Viyana, Avusturya’nın sanatla bezenmiş başkenti… Mozart’ın besteleri, Gustav Klimt’in eserleri şehri ziyaretinizde her adımınızda karşınıza çıkacak; müzelerinde ise kendinizi kaybedeceksiniz. Sarayları Avrupa’nın en ihtişamlılarından olan Viyana’nın, Kraliçe Sisi’si ise Avrupa tarihinde önemli yere sahip kadın figürlerden. Osmanlı’nın zamanında Viyana Kalesi’ne kadar uzanan imparatorluğu döneminde, Avrupa’yı kahve ile tanıştırdığı Viyana “kaffeehaus”ları ile de oldukça ünlü. Kafelerinde Viyana tatlılarından ve kahvelerinden denemeden şehri tam olarak yaşadım diyebilmeniz ise gerçekten imkansız!
Viyana, turistik olarak gezilecek yerleri birbirine yakın bir şehir olsa da, size günlük ulaşım kartlarından satın almanızı öneririm. 7,60 Euro vererek bütün ulaşım araçlarında 24 saat boyunca kullanabildiğiniz günlük kart; şehrin farklı bölgelerini gezerken size büyük kolaylık sağlayacak.
Saraylar şehri Viyana’nın görkemini anlamak için gezinize şehrin en önemli saraylarını gezerek başlamanızda fayda var. Schönbrunn, Belvedere ve Hofburg Sarayları şehri ziyaretinizde kesinlikle görmeniz gereken noktalardan.
Kişisel olarak bu üç saray içinden, benim favorim ise Schönbrünn. Nedeni ise Schönbrunn Sarayı’nın çok geniş bir alanda, devasa bahçeleriyle yazlık saray olarak inşa edilmiş olması. Schönbrunn Sarayı’nın farklı alanlarını kapsayan, birçok farklı fiyatta biletleri mevcut. Sarayın içini de gezmek istiyorsanız, uzun bekleme sürelerini göze almanız gerekiyor. Bize bileti satın aldığımız anda yaklaşık 2 saat sonraya saray ziyaret zamanı verdiler; ancak bu süre gözünüzü korkutmasın! Bahçeleri ve diğer gezilecek alanları o kadar geniş ki sarayın; bu kısımları ancak ziyaret edebiliyorsunuz bu süre içerisinde.

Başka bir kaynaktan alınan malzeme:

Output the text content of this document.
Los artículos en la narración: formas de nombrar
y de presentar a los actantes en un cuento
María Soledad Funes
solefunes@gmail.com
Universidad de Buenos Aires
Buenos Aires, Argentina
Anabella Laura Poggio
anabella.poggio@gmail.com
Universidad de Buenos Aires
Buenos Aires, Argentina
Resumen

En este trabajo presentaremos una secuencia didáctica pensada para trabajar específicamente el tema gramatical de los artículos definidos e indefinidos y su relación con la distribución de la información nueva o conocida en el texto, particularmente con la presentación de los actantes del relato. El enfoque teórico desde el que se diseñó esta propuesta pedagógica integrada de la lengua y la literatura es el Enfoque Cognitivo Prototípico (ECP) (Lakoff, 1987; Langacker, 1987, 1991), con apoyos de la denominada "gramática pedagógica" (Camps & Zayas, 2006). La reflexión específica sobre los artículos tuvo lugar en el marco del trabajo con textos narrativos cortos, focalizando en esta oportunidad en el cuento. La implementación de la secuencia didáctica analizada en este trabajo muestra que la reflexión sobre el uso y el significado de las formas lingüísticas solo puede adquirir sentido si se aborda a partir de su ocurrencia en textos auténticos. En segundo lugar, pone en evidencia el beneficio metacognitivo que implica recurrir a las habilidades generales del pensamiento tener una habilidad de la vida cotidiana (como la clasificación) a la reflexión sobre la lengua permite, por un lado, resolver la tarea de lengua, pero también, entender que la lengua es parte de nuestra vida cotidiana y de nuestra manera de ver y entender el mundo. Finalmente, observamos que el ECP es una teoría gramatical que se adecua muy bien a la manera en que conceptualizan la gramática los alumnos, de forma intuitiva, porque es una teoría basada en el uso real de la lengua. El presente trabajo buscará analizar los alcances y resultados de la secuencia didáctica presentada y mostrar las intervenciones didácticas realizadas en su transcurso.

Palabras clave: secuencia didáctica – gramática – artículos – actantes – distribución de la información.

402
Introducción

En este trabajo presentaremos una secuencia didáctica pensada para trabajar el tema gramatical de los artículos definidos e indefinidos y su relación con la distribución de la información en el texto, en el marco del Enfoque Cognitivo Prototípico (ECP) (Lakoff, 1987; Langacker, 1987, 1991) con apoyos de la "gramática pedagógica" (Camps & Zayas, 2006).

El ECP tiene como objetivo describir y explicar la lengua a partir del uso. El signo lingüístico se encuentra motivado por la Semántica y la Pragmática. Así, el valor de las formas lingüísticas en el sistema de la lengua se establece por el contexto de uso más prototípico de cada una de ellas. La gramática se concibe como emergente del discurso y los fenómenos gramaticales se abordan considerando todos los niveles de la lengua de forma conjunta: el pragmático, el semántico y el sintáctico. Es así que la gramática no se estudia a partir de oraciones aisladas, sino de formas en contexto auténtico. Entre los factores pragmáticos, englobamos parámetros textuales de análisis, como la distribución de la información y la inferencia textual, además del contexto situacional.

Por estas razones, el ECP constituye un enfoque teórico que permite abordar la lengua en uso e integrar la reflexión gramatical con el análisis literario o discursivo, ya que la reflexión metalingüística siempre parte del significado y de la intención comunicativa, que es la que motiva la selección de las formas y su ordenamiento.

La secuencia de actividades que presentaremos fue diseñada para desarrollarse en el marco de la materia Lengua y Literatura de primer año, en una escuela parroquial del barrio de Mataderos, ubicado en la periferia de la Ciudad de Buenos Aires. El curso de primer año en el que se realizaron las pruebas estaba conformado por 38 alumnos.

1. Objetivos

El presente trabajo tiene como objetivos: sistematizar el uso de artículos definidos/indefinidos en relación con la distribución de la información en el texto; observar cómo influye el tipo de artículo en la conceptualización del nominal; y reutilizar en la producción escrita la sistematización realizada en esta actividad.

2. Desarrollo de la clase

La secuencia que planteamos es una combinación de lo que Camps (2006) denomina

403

Schönbrunn Sarayı ziyareti için bilet aldığınızda ücretsiz sesli tur hakkına da sahip oluyorsunuz ve müjde: Dil seçenekleri içerisinde Türkçe de var! Saray turunuzda Avusturya-Macaristan İmparatorluğu'nun tarihi hakkında bilgiler edinirken; asıl olarak Kraliçe Sisi ve ailesinin yaşantısının anlatıldığı bir tur yapıyorsunuz. Schönbrunn Sarayı’nda ziyaret etmeniz gereken diğer alanlar ise; Kraliyet Labirentleri ve Gloriette (Zafer Takı). Labirentlerin içerisinde oyunlar oynayabilir, Gloriette'ye çıkarak da bütün Viyana’yı 360 derece yukarıdan izleyebilirsiniz.
Belvedere Sarayı iki ayrı bölümden oluşuyor; bu saray için de farklı alanlarını kapsayan bilet seçenekleri mevcut. Belvedere’i ziyaretinizdeki en popüler eser ise Gustav Klimt’in “Kiss” adlı tablosu, Viyana’ya kadar gelmişken bu eseri görmeden dönmek olmaz.
Hofburg Sarayı ise şehir merkezinde, kral ve ailesinin kışlık saray olarak kullandığı geniş bir alana yayılıyor. Sanat Tarihi Müzesi (Kunthistoriches Museum) ve Tarih Müzesi (Naturhistorisches Museum)Maria Theresien Meydanı'nda yer alıyor. Bu meydanın karşısında ise Milli Kütüphane ve Prens Eugen Heykeli’nin bulunduğu büyük Heldenplatz var. Bu meydandan Parlamento ve Ratthaus’u (Belediye Binası) da görebilmeniz mümkün. Burggarten ise geniş, yemyeşil park alanı ile hem lokallerin hem de turistlerin gözdesi konumunda. Siz de küçük keyifli bir mola için meydanın çimlerini tercih edebilirsiniz.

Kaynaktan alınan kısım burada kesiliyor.